Париж, 6 апреля 1942
Разговор с Косманом, новым начальником главного штаба. Он поведал мне жуткие подробности из жизни лемуров на Востоке. Мы в самом деле тонем в бестиальности, как предсказывал еще Грильпарцер.{64}
Париж, 7 апреля 1942
Прощание с парижским синклитом на набережной Вольтера. Здесь Дриё ла Рошель, Кокто, Вимер, Геллер, Дрешер, Ранцау, княгиня Барятинская, два немецких лейтенанта и молодой французский воин, отличившийся в последнем походе. Мадлен Будо-Ламот в шляпе с черно-красно-черными петушиными перьями, вроде мавританки. Пупе, кого бы я с удовольствием повидал, к сожалению, болен.
Глядя на этих людей, я отчетливо ощущаю, какое множество самых разных ответвлений потока моей жизни впадает в этот город, как в некое водохранилище.
Париж, 8 апреля 1942
Обед у Лаперуза с Эптингом{65} и Гро-Менье, чье лицо приобрело явно демонические черты.
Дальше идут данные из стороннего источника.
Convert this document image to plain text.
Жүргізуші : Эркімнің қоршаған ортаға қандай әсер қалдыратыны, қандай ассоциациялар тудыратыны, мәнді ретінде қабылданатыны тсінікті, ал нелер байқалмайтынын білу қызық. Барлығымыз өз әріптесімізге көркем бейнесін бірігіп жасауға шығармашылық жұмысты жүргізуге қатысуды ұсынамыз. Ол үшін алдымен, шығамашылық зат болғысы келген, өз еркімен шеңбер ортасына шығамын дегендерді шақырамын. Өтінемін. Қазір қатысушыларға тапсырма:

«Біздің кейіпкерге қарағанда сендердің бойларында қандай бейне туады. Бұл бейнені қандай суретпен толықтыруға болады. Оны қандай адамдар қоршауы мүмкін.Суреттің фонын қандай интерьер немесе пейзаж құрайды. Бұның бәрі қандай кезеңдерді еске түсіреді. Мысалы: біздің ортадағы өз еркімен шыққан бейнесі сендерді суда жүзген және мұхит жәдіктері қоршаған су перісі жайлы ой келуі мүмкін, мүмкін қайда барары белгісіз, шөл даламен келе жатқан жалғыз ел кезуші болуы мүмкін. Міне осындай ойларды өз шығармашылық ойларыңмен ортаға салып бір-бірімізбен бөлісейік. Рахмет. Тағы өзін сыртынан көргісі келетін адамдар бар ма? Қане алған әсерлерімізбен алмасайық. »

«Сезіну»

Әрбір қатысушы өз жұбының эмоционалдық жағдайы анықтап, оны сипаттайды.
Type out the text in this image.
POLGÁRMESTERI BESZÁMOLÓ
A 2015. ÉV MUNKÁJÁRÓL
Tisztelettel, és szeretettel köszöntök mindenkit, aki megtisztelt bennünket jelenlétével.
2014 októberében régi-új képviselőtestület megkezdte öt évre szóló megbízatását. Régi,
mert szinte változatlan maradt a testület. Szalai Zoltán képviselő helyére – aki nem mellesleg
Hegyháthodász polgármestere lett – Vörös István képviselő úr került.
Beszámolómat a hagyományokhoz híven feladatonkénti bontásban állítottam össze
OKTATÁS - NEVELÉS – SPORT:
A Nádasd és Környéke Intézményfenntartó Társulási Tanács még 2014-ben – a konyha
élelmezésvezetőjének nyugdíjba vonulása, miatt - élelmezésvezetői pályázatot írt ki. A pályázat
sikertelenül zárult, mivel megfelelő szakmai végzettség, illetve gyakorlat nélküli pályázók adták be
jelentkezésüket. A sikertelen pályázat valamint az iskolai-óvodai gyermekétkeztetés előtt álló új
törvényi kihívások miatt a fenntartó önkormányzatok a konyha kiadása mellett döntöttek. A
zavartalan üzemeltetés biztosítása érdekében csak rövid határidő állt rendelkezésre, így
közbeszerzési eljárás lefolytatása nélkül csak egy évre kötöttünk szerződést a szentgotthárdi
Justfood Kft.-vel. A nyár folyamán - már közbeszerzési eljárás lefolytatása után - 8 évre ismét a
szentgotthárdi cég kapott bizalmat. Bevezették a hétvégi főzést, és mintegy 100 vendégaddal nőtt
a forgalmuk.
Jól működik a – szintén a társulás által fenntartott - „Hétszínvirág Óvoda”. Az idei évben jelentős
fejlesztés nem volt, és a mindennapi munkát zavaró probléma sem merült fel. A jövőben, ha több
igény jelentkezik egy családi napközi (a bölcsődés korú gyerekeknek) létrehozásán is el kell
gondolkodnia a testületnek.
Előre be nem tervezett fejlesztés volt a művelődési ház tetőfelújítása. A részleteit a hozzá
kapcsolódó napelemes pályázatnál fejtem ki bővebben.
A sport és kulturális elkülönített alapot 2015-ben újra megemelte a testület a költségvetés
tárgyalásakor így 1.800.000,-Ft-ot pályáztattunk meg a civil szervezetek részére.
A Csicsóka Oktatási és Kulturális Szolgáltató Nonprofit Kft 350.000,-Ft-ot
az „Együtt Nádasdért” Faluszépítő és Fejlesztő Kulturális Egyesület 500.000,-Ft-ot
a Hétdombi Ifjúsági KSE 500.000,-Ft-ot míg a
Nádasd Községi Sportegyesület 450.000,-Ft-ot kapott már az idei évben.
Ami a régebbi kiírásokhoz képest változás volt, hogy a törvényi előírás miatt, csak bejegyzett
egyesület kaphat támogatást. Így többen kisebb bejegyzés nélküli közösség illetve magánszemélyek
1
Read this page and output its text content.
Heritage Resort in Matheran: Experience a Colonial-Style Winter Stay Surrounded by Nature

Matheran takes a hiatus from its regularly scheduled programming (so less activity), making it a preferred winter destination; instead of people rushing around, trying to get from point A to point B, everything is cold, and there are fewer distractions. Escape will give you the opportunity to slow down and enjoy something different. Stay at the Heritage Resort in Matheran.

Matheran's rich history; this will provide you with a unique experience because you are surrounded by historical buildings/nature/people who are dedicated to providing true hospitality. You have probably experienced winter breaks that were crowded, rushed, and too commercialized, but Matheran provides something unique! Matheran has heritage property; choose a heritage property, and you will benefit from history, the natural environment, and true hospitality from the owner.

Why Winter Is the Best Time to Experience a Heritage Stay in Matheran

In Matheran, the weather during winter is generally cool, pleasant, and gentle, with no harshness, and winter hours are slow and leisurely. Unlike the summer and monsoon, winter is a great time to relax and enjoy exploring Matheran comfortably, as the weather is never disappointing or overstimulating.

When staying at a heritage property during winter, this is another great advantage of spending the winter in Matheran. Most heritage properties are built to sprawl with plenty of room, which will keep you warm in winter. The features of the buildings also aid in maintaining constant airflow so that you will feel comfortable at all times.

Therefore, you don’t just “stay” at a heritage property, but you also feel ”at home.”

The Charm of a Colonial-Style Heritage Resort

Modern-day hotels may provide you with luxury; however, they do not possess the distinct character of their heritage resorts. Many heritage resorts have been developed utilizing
Оно утратило веселую живость, зажегшись взамен мрачным сатанинским светом. Он пророчит, что скоро во Франции прольется кровь, что-то вроде кровопускания, возвращающего пациенту силу. Надо еще хорошенько разобраться, кого эта процедура коснется; сам он явно вне круга людей, на который намекает. Таким было и впечатление.
Затем о Японии, названной им единственной победительницей в этой войне.
Мангейм, 9 апреля 1942
В семь часов утра отъезд с Восточного вокзала. Рем привез меня к поезду. Небо было чистой голубизны, особенно заметна была волшебная игра красок на воде рек и каналов. Я различал тона, каких не ведал ни один художник. Голубые, зеленые и серые зеркальца вспыхивали на воде, точно прозрачные прохладные камни; цвет был больше, чем цвет: воплощение и отражение полной тайн глубины, играющие рефлексами на поверхности воды.
За Коолусом — сокол цвета светлой ржавчины, опустившийся на куст шиповника. Поля полны высоких стеклянных колпаков, в которых выхаживают дыни и огурцы, — они словно реторты, там происходят таинственные процессы сбраживания в царстве садоводческой алхимии.
Перед Тьокуром читал в солнечном свете «Faux-Mannayeurs». Когда солнце зашло за гору, буквы начали светиться глубоким фосфорно-зеленым светом.